On July 25th, we had two cute, little embryos implanted into my uterus to grow. Two weeks from the day, we went in for our pregnancy test and received the phone call we had been dreading. The test came back negative. Jon kept asking what our next step was and the nurse told us to take our time to allow things to sink in and grieve and when we were ready, Dr. Heiner would do a free consult with us to decide our next steps. We do have another embryo frozen waiting for us, so we will try again. We just don't know when. Maybe in a few months or in a year or two.
This last week, before finding out, was the hardest week of my life. I cried everyday and started spotting. The spotting really freaked me out. But I think at the point, I realized this probably wasn't going to work. But I didn't want to believe it. So I continuted to be positive. We even went to the temple and went to church yesterday to aprtake of the scrament. That's where we heard the news. When I look back, we probably should have stayed home, but I knew we needed to take the scrament and renew our covenants with our Heavenly Father. As soon as we were off the phone, we mad a bee line for the front door. I knew if we got stopped, I would lose it right there on the spot.
As soon as we got home, we both broke down. It was horrible!! We felt like someone had punched us in the gut and ripped our hearts out and did the flamenco on them. We just still couldn't believe it. I kept wondering if I did something worng or if there was something different I could have done. Of course, Jon directed his anger at the doctor. We just couldn't beleive it!! we were so sure this would work in our favor. But Heavenly Father has a different plan for us.
We proceeded to text our friends and family. I know, cowardly. I posted a message on Facebook to get the word out. People wanted to come over and comfort us and make sure we were o.kay.
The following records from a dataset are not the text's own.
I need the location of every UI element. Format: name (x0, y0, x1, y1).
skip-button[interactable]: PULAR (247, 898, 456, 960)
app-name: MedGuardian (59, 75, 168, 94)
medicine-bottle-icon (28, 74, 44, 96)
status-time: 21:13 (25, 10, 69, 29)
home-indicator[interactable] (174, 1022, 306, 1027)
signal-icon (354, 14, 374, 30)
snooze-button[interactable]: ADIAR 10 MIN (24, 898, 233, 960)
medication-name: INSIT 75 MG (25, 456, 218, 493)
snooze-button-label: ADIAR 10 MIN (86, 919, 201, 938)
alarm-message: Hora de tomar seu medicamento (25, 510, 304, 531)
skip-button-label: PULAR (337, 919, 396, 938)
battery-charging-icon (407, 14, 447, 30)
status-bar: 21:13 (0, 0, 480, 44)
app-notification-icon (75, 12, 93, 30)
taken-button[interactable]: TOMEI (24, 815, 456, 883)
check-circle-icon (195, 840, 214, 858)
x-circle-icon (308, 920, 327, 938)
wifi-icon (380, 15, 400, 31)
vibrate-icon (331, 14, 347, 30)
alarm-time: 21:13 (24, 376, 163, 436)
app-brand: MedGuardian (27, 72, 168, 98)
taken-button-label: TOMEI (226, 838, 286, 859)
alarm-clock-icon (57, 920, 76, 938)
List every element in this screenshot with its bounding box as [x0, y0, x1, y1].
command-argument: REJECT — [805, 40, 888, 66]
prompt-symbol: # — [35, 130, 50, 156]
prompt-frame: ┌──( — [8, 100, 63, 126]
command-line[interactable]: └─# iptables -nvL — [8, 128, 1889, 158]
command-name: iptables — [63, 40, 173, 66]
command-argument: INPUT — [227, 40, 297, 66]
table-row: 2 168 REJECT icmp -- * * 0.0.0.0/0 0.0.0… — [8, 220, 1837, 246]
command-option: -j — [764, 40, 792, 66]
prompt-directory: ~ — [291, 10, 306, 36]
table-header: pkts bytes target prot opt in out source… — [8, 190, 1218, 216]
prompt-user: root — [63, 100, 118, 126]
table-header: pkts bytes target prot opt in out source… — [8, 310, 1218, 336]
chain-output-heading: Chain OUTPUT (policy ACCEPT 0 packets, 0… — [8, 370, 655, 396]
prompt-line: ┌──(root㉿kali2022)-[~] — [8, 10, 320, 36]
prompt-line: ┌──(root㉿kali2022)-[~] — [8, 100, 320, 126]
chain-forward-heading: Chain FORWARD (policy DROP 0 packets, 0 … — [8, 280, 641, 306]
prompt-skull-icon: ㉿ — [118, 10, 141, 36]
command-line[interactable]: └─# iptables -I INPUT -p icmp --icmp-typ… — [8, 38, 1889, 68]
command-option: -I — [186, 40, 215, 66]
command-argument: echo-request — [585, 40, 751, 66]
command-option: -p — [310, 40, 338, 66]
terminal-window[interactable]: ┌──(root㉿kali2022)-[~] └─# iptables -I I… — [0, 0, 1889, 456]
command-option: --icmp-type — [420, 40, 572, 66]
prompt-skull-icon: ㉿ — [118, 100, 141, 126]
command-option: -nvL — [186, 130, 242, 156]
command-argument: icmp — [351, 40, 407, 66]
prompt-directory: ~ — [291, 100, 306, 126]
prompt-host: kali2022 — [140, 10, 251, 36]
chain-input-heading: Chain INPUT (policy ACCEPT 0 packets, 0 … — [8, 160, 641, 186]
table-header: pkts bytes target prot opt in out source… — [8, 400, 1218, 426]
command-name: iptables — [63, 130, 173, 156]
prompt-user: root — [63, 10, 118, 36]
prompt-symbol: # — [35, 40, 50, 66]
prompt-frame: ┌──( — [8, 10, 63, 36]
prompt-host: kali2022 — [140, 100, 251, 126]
But we asked for our space. We need the time to comfort ourselve's before we can comfort others. So, to prevent any face to face communication, we took off in the truck for a little while. Later, we found out Jon's sister stopped by with much needed junki food. we felt bad that we missed her and hope that she forgive's us. I did take two phone calls. One from my mom, which was heartbreaking, and another from my friend, Heidi, who wanted to let me know she had been thinking of me. We also accepted a surprise visitor. Our sweet bishop, Bishop Croshaw. He brought us som homemade bread and then sat and cried with us both. He offered us some sweet words of wisdom and left our house with a prayer.
Now, some people in our place would be bitter, angry, frustrated, sad, heartbroken, emotional, and would shake their fist's to the heaven's saying, "Why?". We feel all of those things. We are very hurt and disappointed and that will take some time to heal. And I know we have a wonderful support system of family and friends that we can rely on. However, I don't regret doing this. I don't regret the shots, medications, daily ultrasounds and blood draws, or the thousand's we paid for this procedure. If we hadn't tried, I would have never known if we could do it. No it wasn't a positive outcome this round, but it was still a bridge we had to cross. Not only that, we have been extremely blessed along the way. we have developed friendships we didn't realize were there and our faith was increased. And I know when we try again, we'll have those things again including our family.
I am still hurt and angry and will start crying sporadically. But I'm only human right? I can sit here and think of all the reasons why this isn't fair and build a "crap" list. But I would rather be humble and think of all my blessings. So here they are:
I am thankful for:
My realtionships with my husband
Our parents and family
Our ward
Our friendships
To have shelter and food
Steady incomes
Jon going back to school
Our cute little dog
My faith and testimony
And most importantly, my relationship with my Heavenly Father.
We are very grateful for all of the prayers and thoughts in our behalf. We know that we have amazing family and friends who care about us and love us. we are very blessed and we know that. If you call or text and I don't reply, please don't be offended. I'm just not ready to talk yet. We are still healing. Love to you all.
3 comments:
we love you too sally and jon! we are with you everystep of the way and here to help you with whatever you need:)
hang in there guys we are thinking and praying for you
Oh, Sally and Jon. We are so sorry. When I told Greg we both got tearied eyed.